The Regents, meeting Dec. 2 in Brownsville, authorized $6.5 million for additions and renovations of the existing School of Nursing building. Constructed in 1974, the building was designed to accommodate a maximum of 500 students, 60-70 faculty and 20 staff. Today, the School of Nursing enrolls about 760 students and employs 90 faculty and 40 staff.
"To continue meeting the growing needs of area patients, hospitals and health professionals, the School of Nursing must expand to accommodate present classes, a growing research program and the new doctoral program," said Dr. Patty L. Hawken, dean of nursing.
"Each semester, we are forced to turn away more than 200 qualified applicants for admission," Dr. Hawken said. "This approved expansion will help us to open our doors to some of these students."
According to projections, the School of Nursing should be able to raise its enrollment to 800 students once the project is complete.
Texas continues to face an acute shortage of nurses, and opening the door to more nursing students might help relieve this shortage. According to information compiled by the School of Nursing, the state's hospitals report a 12 percent vacancy rate of registered nurses (RN's) in metropolitan areas, a total that climbs to 25-50 percent in some rural areas of the state.
"The Rio Grande Valley, which we are committed to serve, has very few primary care providers and thus an even greater need for nurses who can step in to fill the gap," said Dr. Hawken.
The expansion and renovation project will add 26,000 square feet to the Nursing School building's existing 76,000 square feet. All additions and renovations are projected to be completed by 1995-96. The architectural firm hired for the project is Phelps Garza Bomberger of San Antonio.
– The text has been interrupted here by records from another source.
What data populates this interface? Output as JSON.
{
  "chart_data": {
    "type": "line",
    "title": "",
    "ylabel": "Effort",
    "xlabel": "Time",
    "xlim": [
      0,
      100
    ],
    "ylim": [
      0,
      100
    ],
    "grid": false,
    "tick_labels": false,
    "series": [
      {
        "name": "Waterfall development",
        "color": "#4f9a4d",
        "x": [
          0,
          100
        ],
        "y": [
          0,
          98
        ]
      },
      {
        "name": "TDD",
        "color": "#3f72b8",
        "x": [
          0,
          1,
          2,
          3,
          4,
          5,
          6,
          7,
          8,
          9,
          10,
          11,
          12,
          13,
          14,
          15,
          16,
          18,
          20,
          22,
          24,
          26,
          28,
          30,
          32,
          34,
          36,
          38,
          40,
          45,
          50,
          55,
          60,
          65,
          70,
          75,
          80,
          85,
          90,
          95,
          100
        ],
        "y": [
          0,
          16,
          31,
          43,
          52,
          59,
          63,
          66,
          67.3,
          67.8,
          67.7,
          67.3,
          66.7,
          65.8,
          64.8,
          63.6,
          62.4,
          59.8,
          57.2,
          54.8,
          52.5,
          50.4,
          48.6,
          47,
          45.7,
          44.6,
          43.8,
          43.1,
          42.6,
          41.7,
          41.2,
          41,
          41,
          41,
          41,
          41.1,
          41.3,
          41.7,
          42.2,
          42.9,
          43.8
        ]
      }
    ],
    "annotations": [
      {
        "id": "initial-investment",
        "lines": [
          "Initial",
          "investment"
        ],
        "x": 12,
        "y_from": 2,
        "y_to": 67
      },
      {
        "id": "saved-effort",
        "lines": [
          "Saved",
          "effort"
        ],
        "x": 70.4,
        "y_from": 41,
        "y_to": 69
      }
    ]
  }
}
Other major gifts received for the School of Nursing expansion include $375,000 from the Valero Energy Corp. of San Antonio, $100,000 from the Helene Fuld Health Trust of New York and $10,000 from the Marcia & Otto Koehler Foundation of San Antonio.
"The expansion of the School of Nursing is essential to allow the school to prepare nurses for today and the 21st century," said Dr. Hawken. "We are grateful for these generous gifts that will help us stand ready to serve the growing health care needs of our region."